Mathematical Crystal Chemistry

TL;DR

This paper introduces a mathematical programming framework for systematically predicting and generating crystal structures by optimizing unit cell volume and atomic constraints, aiding materials discovery.

Contribution

It develops a novel paired mathematical programming approach combining continuous and discrete optimization for crystal structure prediction.

Findings

Successfully generates diverse oxide crystal structures.

Efficiently optimizes structures using linear relaxations.

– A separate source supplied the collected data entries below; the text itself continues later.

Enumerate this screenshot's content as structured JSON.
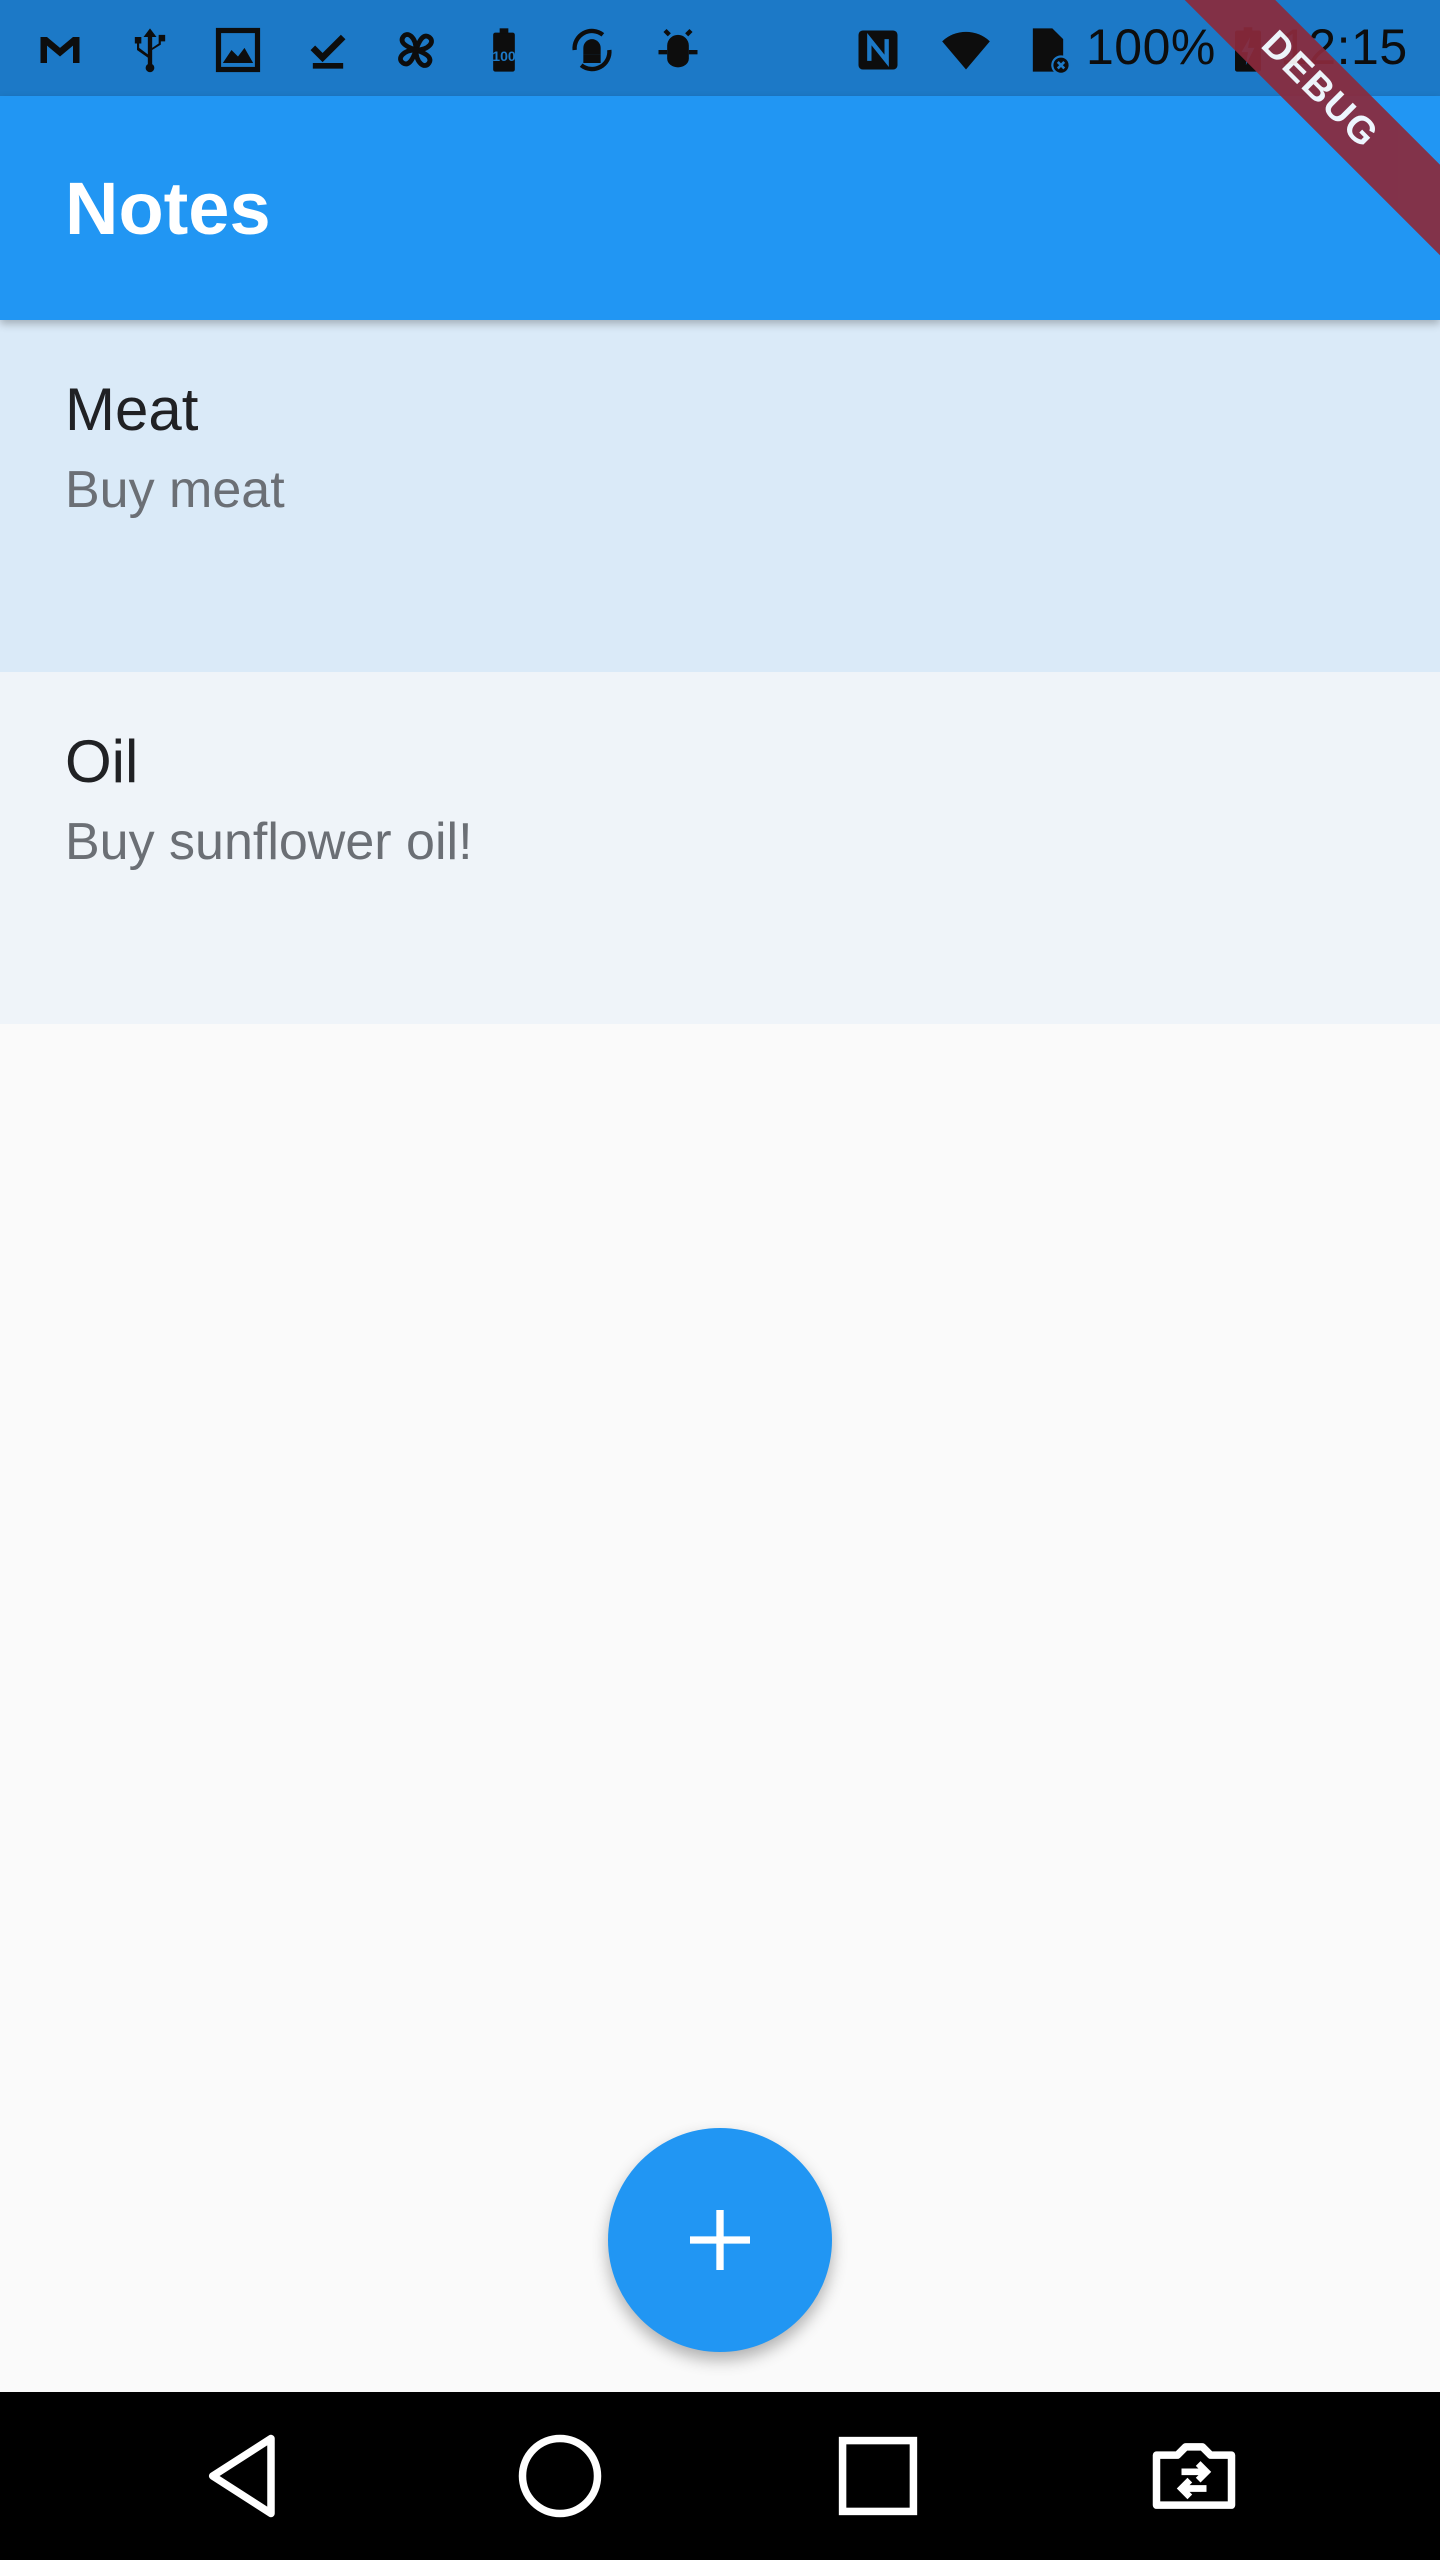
{
  "status_bar": {
    "icons": [
      "gmail-icon",
      "usb-icon",
      "image-icon",
      "download-done-icon",
      "pinwheel-icon",
      "battery-100-icon",
      "android-sync-icon",
      "bug-icon",
      "nfc-icon",
      "wifi-icon",
      "sim-no-service-icon",
      "battery-charging-icon"
    ],
    "battery": "100%",
    "time": "12:15"
  },
  "app_bar": {
    "title": "Notes"
  },
  "debug_banner": "DEBUG",
  "notes": [
    {
      "title": "Meat",
      "body": "Buy meat",
      "selected": true
    },
    {
      "title": "Oil",
      "body": "Buy sunflower oil!",
      "selected": false
    }
  ],
  "fab": {
    "icon": "add-icon"
  },
  "nav_bar": {
    "icons": [
      "back-icon",
      "home-icon",
      "recents-icon",
      "switch-app-icon"
    ]
  },
  "colors": {
    "primary": "#2196f3",
    "status_bar": "#1c79c7",
    "selected_row": "#daeaf8",
    "row": "#eff4f9",
    "background": "#fafafa",
    "debug": "#8b2a3c"
  }
}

Demonstrates applicability to spinel, pyrochlore, and K2NiF4 structures.

Abstract

Efficient heuristics have predicted many functional materials such as high-temperature superconducting hydrides, while inorganic structural chemistry explains why and how the crystal structures are stabilized. Here we develop the paired mathematical programming formalism for searching and systematizing the structural prototypes of crystals. The first is the minimization of the volume of the unit cell under the constraints of only the minimum and maximum distances between pairs of atoms. We show the capabilities of linear relaxations of inequality constraints to optimize structures by the steepest-descent method, which is computationally very efficient. The second is the discrete optimization to assign five kinds of geometrical constraints including chemical bonds for pairs of atoms. Under the constraints, the two object functions, formulated as mathematical programming, are alternately optimized to realize the given coordination numbers of atoms. This approach successfully generates a wide variety of crystal structures of oxides such as spinel, pyrochlore-$\alpha$, and $\mathrm{K}_2 \mathrm{NiF}_4$ structures.